He said the idea was to talk to ‘both sides’ - the impacted parishes, and the bodies that promoted tourism - before coming up with a series of recommendations for potential solutions.

A series of meetings is to be held with parish councils and businesses, emergency services and the Yorkshire Dales National Park Authority.

A meeting with tourism body Welcome to Yorkshire will also take place over the coming months with select committee members before recommendations are made, put before the full council and then on to relevant organisations.

Cllr Staveley said Horton, where most walkers started and finished the ‘Yorkshire Three Peaks Challenge’ - Penyghent, Ingleborough and Whernside, could see its population rise from 300 to 3,000 on busy days.

He said: “Horton-in-Ribblesdale is laid siege to every weekend, people live there and they have a right to live their lives.

“There are people in Horton who go away ever weekend right through the summer because they can’t bear to be at home.”

He stressed it was not whether tourism was a good or a bad thing, but it was important that they heard from the parishes where the problems were so they could be put to those who could best deal with the issues.

It might also be that problems were perceived rather than real, but the council had a duty to its residents to give them the chance to voice their concerns, he said.

In addition with issues of parking, littering and anti-social behaviour, there was an issue with emergency services and response times.
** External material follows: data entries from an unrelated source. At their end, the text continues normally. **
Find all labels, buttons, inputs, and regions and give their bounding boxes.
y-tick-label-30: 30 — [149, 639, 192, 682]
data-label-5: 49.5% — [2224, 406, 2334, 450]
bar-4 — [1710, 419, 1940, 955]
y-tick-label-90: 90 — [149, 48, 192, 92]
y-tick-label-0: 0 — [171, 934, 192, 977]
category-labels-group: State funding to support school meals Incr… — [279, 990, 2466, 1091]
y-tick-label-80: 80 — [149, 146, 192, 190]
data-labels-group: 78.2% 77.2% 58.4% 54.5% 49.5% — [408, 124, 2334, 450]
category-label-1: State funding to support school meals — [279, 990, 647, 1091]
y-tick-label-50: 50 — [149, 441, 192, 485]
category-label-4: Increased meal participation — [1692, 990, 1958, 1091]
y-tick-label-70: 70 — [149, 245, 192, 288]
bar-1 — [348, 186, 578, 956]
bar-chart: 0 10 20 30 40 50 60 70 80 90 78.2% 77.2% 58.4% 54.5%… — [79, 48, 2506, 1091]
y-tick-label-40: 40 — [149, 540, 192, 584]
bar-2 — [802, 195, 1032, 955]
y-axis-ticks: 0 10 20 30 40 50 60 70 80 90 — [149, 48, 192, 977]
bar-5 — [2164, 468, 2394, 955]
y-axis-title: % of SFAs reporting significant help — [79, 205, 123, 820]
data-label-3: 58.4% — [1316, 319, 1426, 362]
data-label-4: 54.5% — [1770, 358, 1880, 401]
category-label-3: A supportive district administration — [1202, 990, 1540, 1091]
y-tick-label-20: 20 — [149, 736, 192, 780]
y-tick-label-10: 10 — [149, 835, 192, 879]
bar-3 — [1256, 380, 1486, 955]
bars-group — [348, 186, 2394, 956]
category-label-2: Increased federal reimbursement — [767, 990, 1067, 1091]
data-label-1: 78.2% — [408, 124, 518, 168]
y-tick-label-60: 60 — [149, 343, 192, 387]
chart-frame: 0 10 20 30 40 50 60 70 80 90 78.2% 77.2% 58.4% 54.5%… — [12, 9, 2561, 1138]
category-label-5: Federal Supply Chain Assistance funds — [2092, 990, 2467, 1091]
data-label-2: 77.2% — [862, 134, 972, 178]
“It is quicker in some parts of the Craven to order a takeaway than an emergency service, and that can’t be right,” he said.

Cllr Staveley acknowledged that it would be a large amount of work for the committee which would take several months. He also agreed that it should include Skipton as well as the rural communities, even though he thought the town was historically better geared up for visitors.

“Even if we can’t take a big stick and make changes, at least we can articulate what the parishes are saying,” he said.

In response to some councillors concerns that the positives of the tourism trade was getting lost, he said: “This not a hatchet job on the tourism trade, we are trying to articulate the concerns of the some residents and bring forward some solutions.”

He added it was important that Welcome to Yorkshire be invited to a meeting, even though some thought it sensible not to put the tourism body together with parish councils because of potential ‘conflict’.

“Welcome to Yorkshire is more than just a bike race, they are responsible for banging the drum to say ‘come to the Dales’, it is only right they come along, the same as other bodies like the national park,” he said.

Cllr Andy Brown said he would like to hear from places like the Lake District and Devon where tourists had been visiting in large numbers for longer than the Dales.

“I would like to hear about their problems and their fixes, about the by-laws they have brought in. I am sure someone from the Lake District could give a real insight.”

And, Cllr Andy Solloway pointed out issues in the Scottish Highlands where a private company had promoted the North Coast 500 resulting in an explosion of visitors and anti-social behaviour.

He said it was important to hear what the issues were before they talked to people who thought they might have the solutions.

He added: “ I don’t think this is unique to the Yorkshire Dales, the impact of tourism has been particularly highlighted this year because people have been unable to go abroad. We need to talk to people who have managed it well.”